Well, I've been taking a break from exercising. I've been convincing myself that I'm too busy, and when I'm not too tired. Then I was telling myself that I'm fine. As the strength of my immune system slowly deteriorates, type 2 diabetes slowly creeps it's way into my body, my bones start loosing their density, and my emotions run haywire!
But today I realized I've been making excuses and now I've convinced myself that I need to start taking good care of my body again, after all God only gave me one!
Then the Lord lead me to thinking about my walk with Him, and how I have been slacking. Convincing myself that I'm too busy, and when I'm not, too tired. And I've been telling myself that I'm fine. As my heart is getting hardened, my eyes are no longer seeing the works of the Lord, and my tongue is losing it's ability to praise our awesome God!
The truth of the matter is that I've been lying to myself: There has never, is never, and will never be a day where I'm too busy for the Lord, or too tired, or fine without Him. He's is my King and therefore the most honored guest that I can ever have the privilege of being with, of praising, of honoring. He is the organizer of my day and He has already scheduled Himself into every day of my life, in your life. He is my Savior, and there's never a day that I could declare Him unnecessary, I need Him, you need Him. And He knows that, and as our loving God He has provided what we need----Himself.
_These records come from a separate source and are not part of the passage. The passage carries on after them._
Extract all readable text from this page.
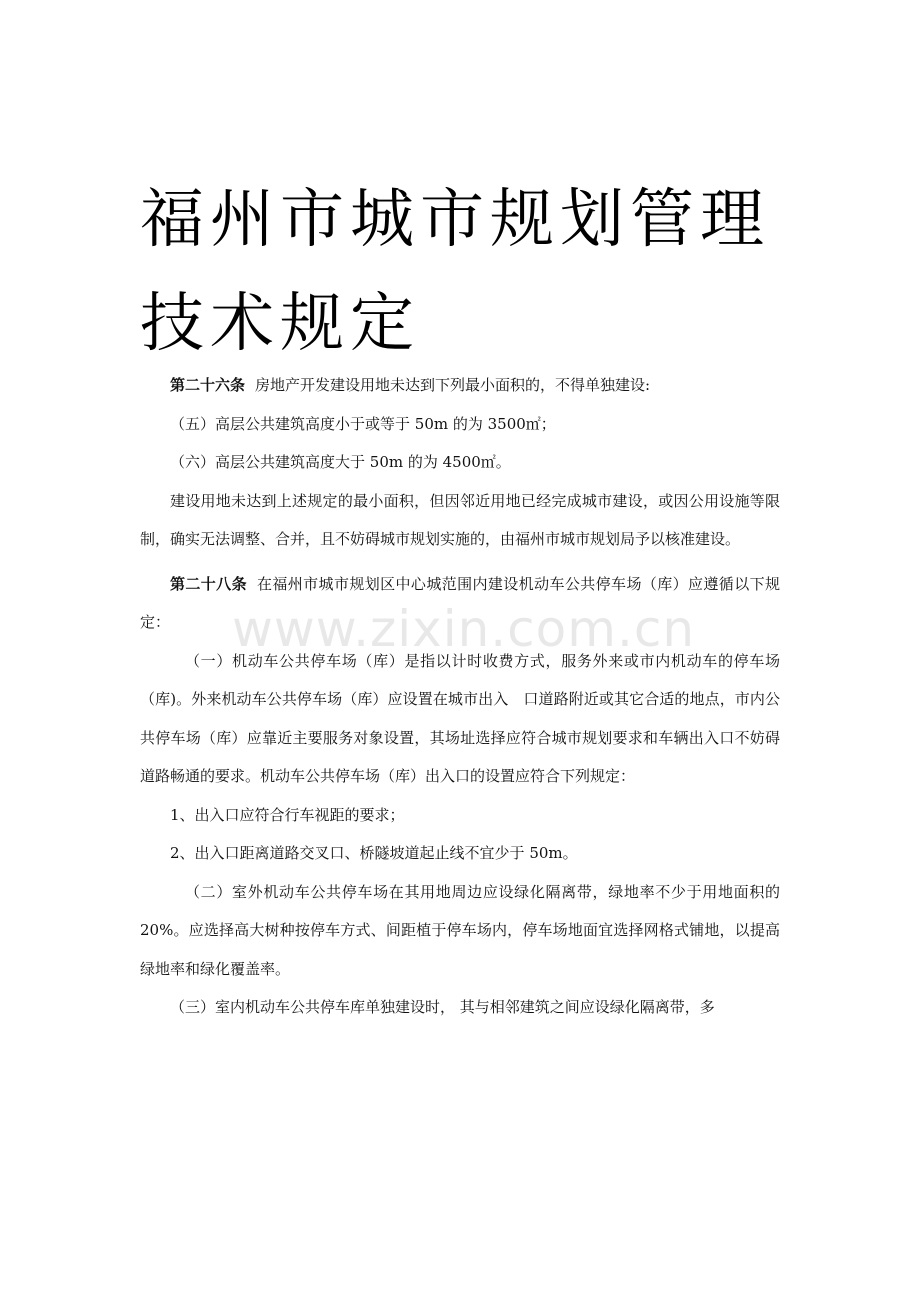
福州市城市规划管理
技术规定
www.zixin.com.cn

第二十六条 房地产开发建设用地未达到下列最小面积的，不得单独建设:

（五）高层公共建筑高度小于或等于 50m 的为 3500㎡；

（六）高层公共建筑高度大于 50m 的为 4500㎡。

建设用地未达到上述规定的最小面积，但因邻近用地已经完成城市建设，或因公用设施等限制，确实无法调整、合并，且不妨碍城市规划实施的，由福州市城市规划局予以核准建设。

第二十八条 在福州市城市规划区中心城范围内建设机动车公共停车场（库）应遵循以下规定：

（一）机动车公共停车场（库）是指以计时收费方式，服务外来或市内机动车的停车场（库)。外来机动车公共停车场（库）应设置在城市出入　口道路附近或其它合适的地点，市内公共停车场（库）应靠近主要服务对象设置，其场址选择应符合城市规划要求和车辆出入口不妨碍道路畅通的要求。机动车公共停车场（库）出入口的设置应符合下列规定：

1、出入口应符合行车视距的要求；

2、出入口距离道路交叉口、桥隧坡道起止线不宜少于 50m。

（二）室外机动车公共停车场在其用地周边应设绿化隔离带，绿地率不少于用地面积的 20%。应选择高大树种按停车方式、间距植于停车场内，停车场地面宜选择网格式铺地，以提高绿地率和绿化覆盖率。

（三）室内机动车公共停车库单独建设时， 其与相邻建筑之间应设绿化隔离带，多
Just like our outer being needs to be properly taken care of, so does our inner being. I am now convinced that I need to focus on exercising my inner being. Because as much as I never want to look like a body builder physically, I want to be as sturdy as one spiritually, if not more so.
But we now face a problem: we might not be able to spiritually lift as much as we would like, but that's just going to take diligence, and the tearing and building of our 'muscles'.
To put it bluntly: it's going to be hard.
"Ready to face this challenge with me?"